Jon KESSLER (*1957 in Yonkers/New York, USA)
Lives and works in New York City (USA)
Mechanical clatter, buzzing and whirring fill the rooms where Jon Kessler’s installations are exhibited. The sounds are made by his moving sculptures – kinetic objects that are much more than sophisticated technical gimmicks. They are complex, multimedia installations that often incorporate surveillance cameras, projectors and monitors that constantly record and reproduce images of their surroundings. Not infrequently the viewer becomes himself the object of surveillance – and thus a part of the work. His work The Hostage initially impresses the viewer with its size and its acoustic presence. Its visible mechanisms invite you to get closer and to take a closer look at the details. The exposed machinery makes it possible to trace every movement in all its technical detail and to gradually see through the functions with which the three built-in cameras capture the interior of the installation and transmit it to the screen in real time.
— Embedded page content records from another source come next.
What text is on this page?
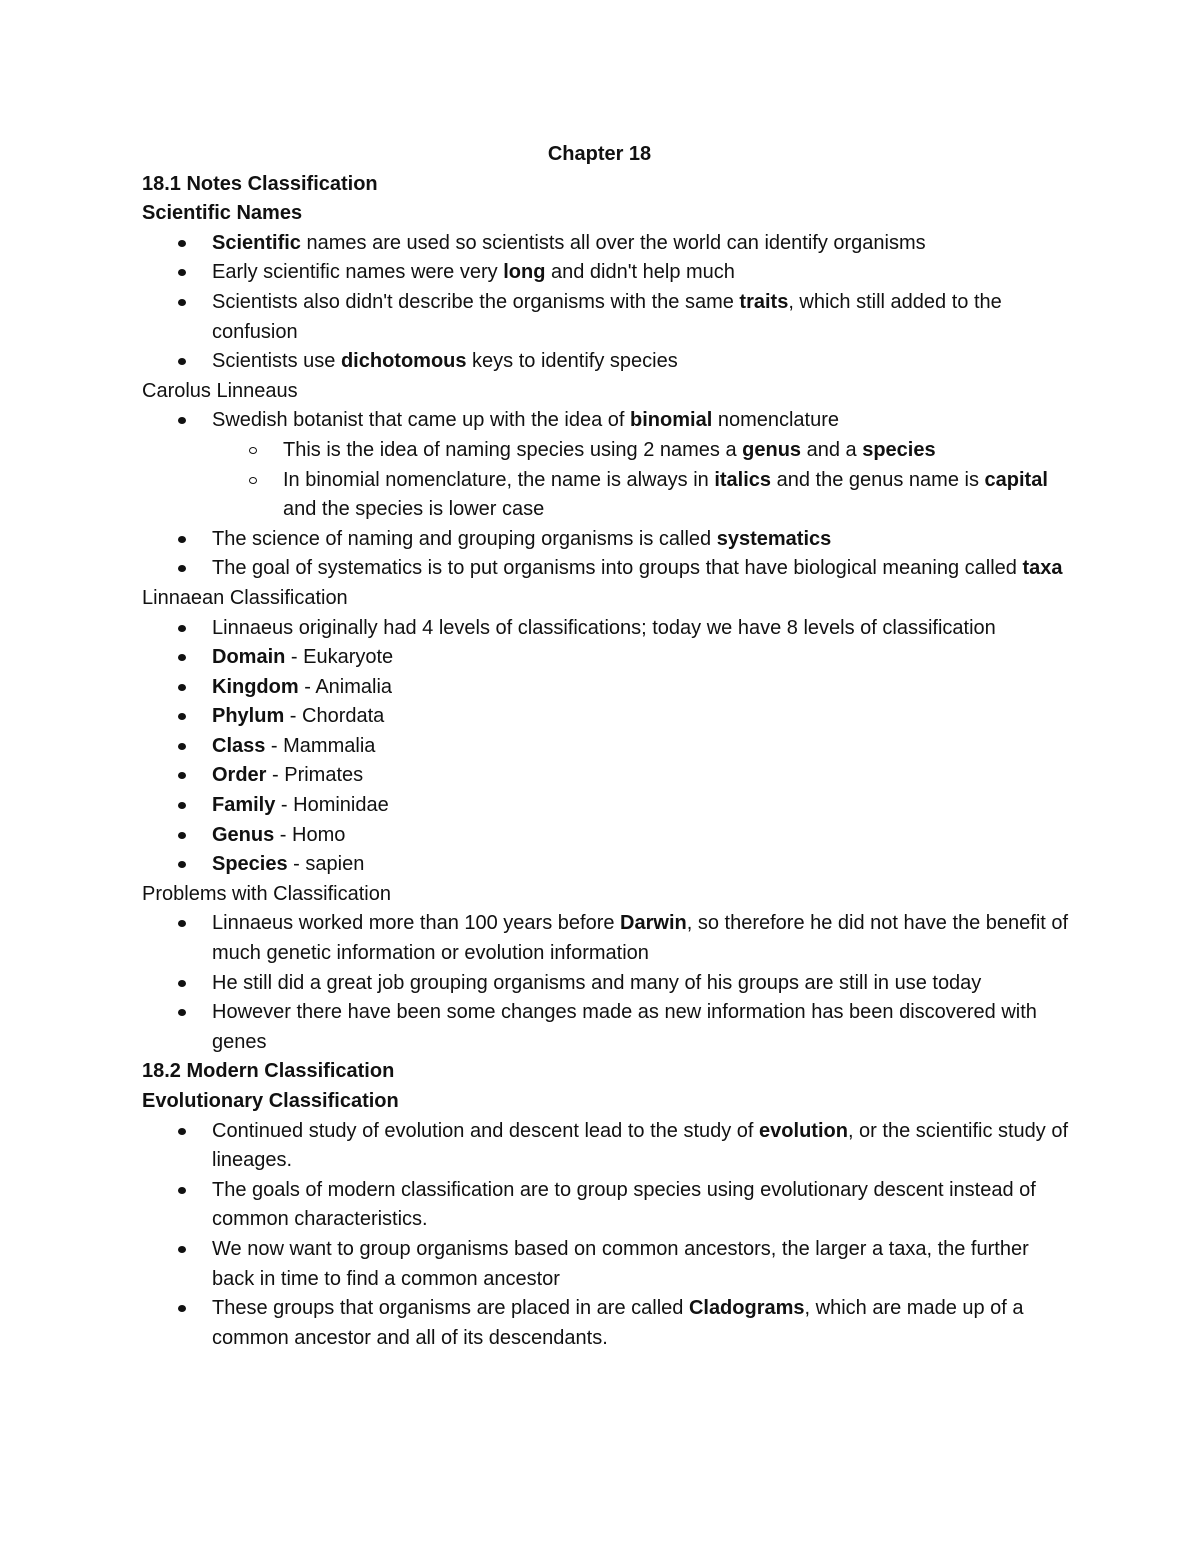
Chapter 18

18.1 Notes Classification

Scientific Names

Scientific names are used so scientists all over the world can identify organisms
Early scientific names were very long and didn't help much
Scientists also didn't describe the organisms with the same traits, which still added to the confusion
Scientists use dichotomous keys to identify species

Carolus Linneaus

Swedish botanist that came up with the idea of binomial nomenclature
This is the idea of naming species using 2 names a genus and a species
In binomial nomenclature, the name is always in italics and the genus name is capital and the species is lower case
The science of naming and grouping organisms is called systematics
The goal of systematics is to put organisms into groups that have biological meaning called taxa

Linnaean Classification

Linnaeus originally had 4 levels of classifications; today we have 8 levels of classification
Domain - Eukaryote
Kingdom - Animalia
Phylum - Chordata
Class - Mammalia
Order - Primates
Family - Hominidae
Genus - Homo
Species - sapien

Problems with Classification

Linnaeus worked more than 100 years before Darwin, so therefore he did not have the benefit of much genetic information or evolution information
He still did a great job grouping organisms and many of his groups are still in use today
However there have been some changes made as new information has been discovered with genes

18.2 Modern Classification

Evolutionary Classification

Continued study of evolution and descent lead to the study of evolution, or the scientific study of lineages.
The goals of modern classification are to group species using evolutionary descent instead of common characteristics.
We now want to group organisms based on common ancestors, the larger a taxa, the further back in time to find a common ancestor
These groups that organisms are placed in are called Cladograms, which are made up of a common ancestor and all of its descendants.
There, they deliver a confusing program to the viewer: a blindfolded stuffed owl seems to fly up and down in a mirrored barrel as if trying to escape its prison. A rotating landscape comes closer and closer to the camera. It turns out on closer inspection to be an image of the Bronx, a district of New York. Finally, a camera moves on a rail into a cardboard box, the lid of which is opened by a mechanism at regular intervals. As this happens, the lighting inside the box dramatically changes. The output on the monitor is reminiscent of walking through a ruined house under flickering lights. The title of this work appears on the back of the box: The Hostage. Despite its technical sophistication, the construction seems archaic, in apparent opposition to the complex confrontation that is taking place on the screen.